The investment options you may be offered include stocks (including your own company's), bonds, certificates of deposit, money market funds and guaranteed investment contracts (GICs). Historically, most workers have been highly conservative when asked to make their own investment decisions, favoring safety over yield. The volume of fixed income investments held in self-directed defined contribution plans normally exceeds money invested in stocks by more than two-to-one.
Despite fears triggered by the current bear market, Graves believes equities, with their potential for high returns, should remain a very important part of nearly all pension investment allocations except for individuals nearing retirement.
"Over the long term," he notes, "it's been demonstrated repeatedly that stocks will substantially outperform any other kind of investment. But individuals close to retirement are probably wiser to seek the relative safety of a fixed income vehicle."

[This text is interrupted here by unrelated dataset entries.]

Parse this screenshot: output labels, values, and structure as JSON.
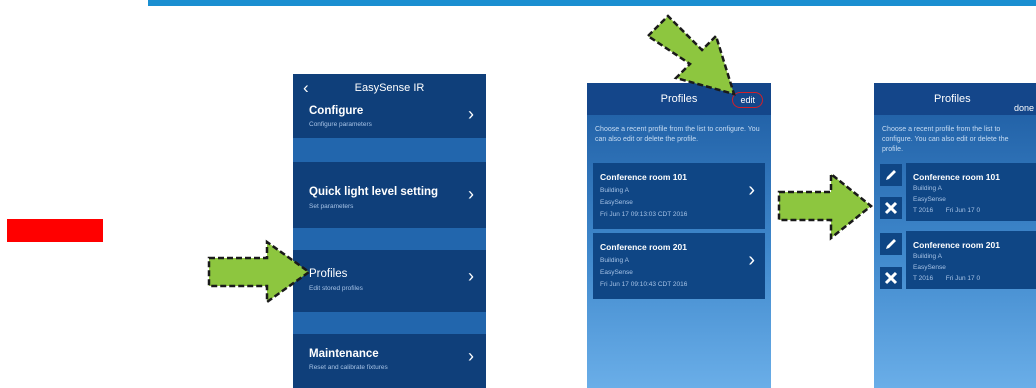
{
  "colors": {
    "accent_line": "#1a8fd1",
    "red_block": "#ff0000",
    "arrow_fill": "#8dc63f",
    "edit_circle": "#d0202a"
  },
  "screen1": {
    "title": "EasySense IR",
    "back_icon": "‹",
    "items": [
      {
        "title": "Configure",
        "subtitle": "Configure parameters"
      },
      {
        "title": "Quick light level setting",
        "subtitle": "Set parameters"
      },
      {
        "title": "Profiles",
        "subtitle": "Edit stored profiles"
      },
      {
        "title": "Maintenance",
        "subtitle": "Reset and calibrate fixtures"
      }
    ]
  },
  "screen2": {
    "title": "Profiles",
    "edit_label": "edit",
    "intro": "Choose a recent profile from the list to configure. You can also edit or delete the profile.",
    "profiles": [
      {
        "name": "Conference room 101",
        "building": "Building A",
        "device": "EasySense",
        "date": "Fri Jun 17 09:13:03 CDT 2016"
      },
      {
        "name": "Conference room 201",
        "building": "Building A",
        "device": "EasySense",
        "date": "Fri Jun 17 09:10:43 CDT 2016"
      }
    ]
  },
  "screen3": {
    "title": "Profiles",
    "done_label": "done",
    "intro": "Choose a recent profile from the list to configure. You can also edit or delete the profile.",
    "profiles": [
      {
        "name": "Conference room 101",
        "building": "Building A",
        "device": "EasySense",
        "date": "T 2016       Fri Jun 17 0"
      },
      {
        "name": "Conference room 201",
        "building": "Building A",
        "device": "EasySense",
        "date": "T 2016       Fri Jun 17 0"
      }
    ],
    "edit_icon": "pencil-icon",
    "delete_icon": "close-icon"
  }
}
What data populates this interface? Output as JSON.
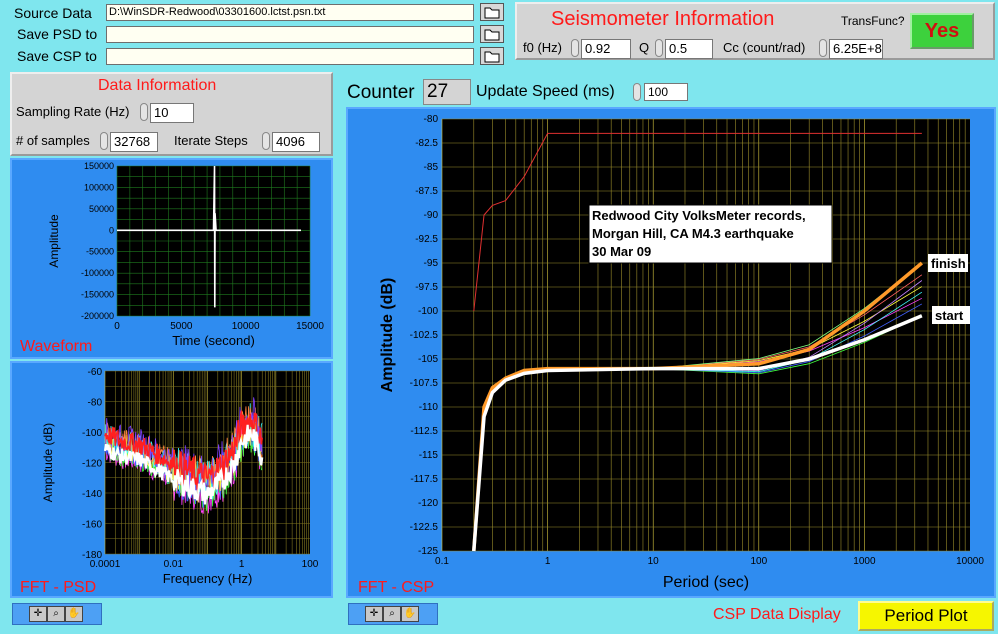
{
  "files": {
    "source_label": "Source Data",
    "source_value": "D:\\WinSDR-Redwood\\03301600.lctst.psn.txt",
    "psd_label": "Save PSD to",
    "psd_value": "",
    "csp_label": "Save CSP to",
    "csp_value": ""
  },
  "seismometer": {
    "title": "Seismometer Information",
    "transfunc_label": "TransFunc?",
    "transfunc_value": "Yes",
    "f0_label": "f0 (Hz)",
    "f0_value": "0.92",
    "q_label": "Q",
    "q_value": "0.5",
    "cc_label": "Cc (count/rad)",
    "cc_value": "6.25E+8"
  },
  "data_info": {
    "title": "Data Information",
    "sampling_label": "Sampling Rate (Hz)",
    "sampling_value": "10",
    "samples_label": "# of samples",
    "samples_value": "32768",
    "iterate_label": "Iterate Steps",
    "iterate_value": "4096"
  },
  "counter": {
    "label": "Counter",
    "value": "27",
    "speed_label": "Update Speed (ms)",
    "speed_value": "100"
  },
  "waveform": {
    "panel_label": "Waveform",
    "xlabel": "Time (second)",
    "ylabel": "Amplitude",
    "xticks": [
      "0",
      "5000",
      "10000",
      "15000"
    ],
    "yticks": [
      "150000",
      "100000",
      "50000",
      "0",
      "-50000",
      "-100000",
      "-150000",
      "-200000"
    ]
  },
  "psd": {
    "panel_label": "FFT - PSD",
    "xlabel": "Frequency (Hz)",
    "ylabel": "Amplitude (dB)",
    "xticks": [
      "0.0001",
      "0.01",
      "1",
      "100"
    ],
    "yticks": [
      "-60",
      "-80",
      "-100",
      "-120",
      "-140",
      "-160",
      "-180"
    ]
  },
  "csp": {
    "panel_label": "FFT - CSP",
    "xlabel": "Period (sec)",
    "ylabel": "Amplitude (dB)",
    "xticks": [
      "0.1",
      "1",
      "10",
      "100",
      "1000",
      "10000"
    ],
    "yticks": [
      "-80",
      "-82.5",
      "-85",
      "-87.5",
      "-90",
      "-92.5",
      "-95",
      "-97.5",
      "-100",
      "-102.5",
      "-105",
      "-107.5",
      "-110",
      "-112.5",
      "-115",
      "-117.5",
      "-120",
      "-122.5",
      "-125"
    ],
    "annotation": [
      "Redwood City VolksMeter records,",
      "Morgan Hill, CA M4.3 earthquake",
      "30 Mar 09"
    ],
    "finish_label": "finish",
    "start_label": "start"
  },
  "display": {
    "label": "CSP Data Display",
    "value": "Period Plot"
  },
  "colors": {
    "background": "#7fe6ee",
    "panel_blue": "#2f8cf0",
    "plot_black": "#000000",
    "grid_green": "#1f7a1f",
    "csp_grid": "#b7a635",
    "yes_green": "#3dd13d",
    "period_yellow": "#f6f600"
  },
  "chart_data": [
    {
      "type": "line",
      "name_hint": "waveform",
      "xlabel": "Time (second)",
      "ylabel": "Amplitude",
      "xlim": [
        0,
        15000
      ],
      "ylim": [
        -200000,
        150000
      ],
      "x": [
        0,
        7500,
        7580,
        7600,
        7620,
        7700,
        14300
      ],
      "y": [
        0,
        0,
        150000,
        -180000,
        40000,
        0,
        0
      ]
    },
    {
      "type": "line",
      "name_hint": "psd",
      "xlabel": "Frequency (Hz)",
      "ylabel": "Amplitude (dB)",
      "xscale": "log",
      "xlim": [
        0.0001,
        100
      ],
      "ylim": [
        -180,
        -60
      ],
      "x": [
        0.0001,
        0.0003,
        0.001,
        0.003,
        0.01,
        0.03,
        0.1,
        0.3,
        0.6,
        1,
        2,
        4
      ],
      "y": [
        -105,
        -110,
        -112,
        -118,
        -125,
        -130,
        -135,
        -125,
        -115,
        -100,
        -95,
        -110
      ]
    },
    {
      "type": "line",
      "name_hint": "csp",
      "xlabel": "Period (sec)",
      "ylabel": "Amplitude (dB)",
      "xscale": "log",
      "xlim": [
        0.1,
        10000
      ],
      "ylim": [
        -125,
        -80
      ],
      "x": [
        0.2,
        0.25,
        0.3,
        0.4,
        0.6,
        1,
        10,
        100,
        300,
        1000,
        3500
      ],
      "series": [
        {
          "y": [
            -125,
            -110,
            -108,
            -107,
            -106.2,
            -106,
            -106,
            -105.5,
            -104,
            -100,
            -95
          ]
        },
        {
          "y": [
            -125,
            -111,
            -108.5,
            -107.2,
            -106.5,
            -106.2,
            -106,
            -106,
            -105,
            -103,
            -100.5
          ]
        },
        {
          "y": [
            -100,
            -90,
            -89,
            -88.5,
            -86,
            -81.5,
            -81.5,
            -81.5,
            -81.5,
            -81.5,
            -81.5
          ]
        }
      ]
    }
  ]
}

Guaranteed investment contracts (GICs) -- usually sold by insurers and sometimes by banks -- continue to be the most popular form of fixed income investment for contribution plans.
A recent survey of 343 companies with 401(k) plans, conducted by the employee benefits consulting firm A. Foster Higgins & Co., found that many employees made multiple choices, with GICs being chosen by 57 percent; other choices were equity funds, company stock, balanced (diversified) funds and money market funds. The average 1989 rate of return for GICs in the survey was 9.39 percent, but 16 percent of the larger plans reported returns of 10.5 percent or more.
The appeal of GICs is not hard to understand, Graves tells his students at The American College. Whenever the contract expires, which can be as little as six months, the issuer guarantees payment of the full principal as well as a very competitive interest rate compared to other low-risk investments, almost always higher than CDs or Treasuries.
On the downside, recent widespread media reports about the insurance industry's substantial junk bond holdings and depressed real estate assets have raised concerns among some employees and employers about GICs. But the giant firms that dominate the GICs market are not facing insolvency, Graves maintains.
Although junk bonds make up only a tiny percentage of all retirement funds, Graves advises employees to check directly with their firm's benefits official or the pension plan administrator. "Ask about the investment portfolio rate of return and the credit rating of the insurers selling GICs to your company," he suggests.
"Be wary of any company guaranteeing rates significantly in excess of its portfolio rate of return. You'll probably also discover that the kind of household-name companies that sell GICs all have top triple A or A-plus ratings -- and that's critical in assessing the health of any insurer."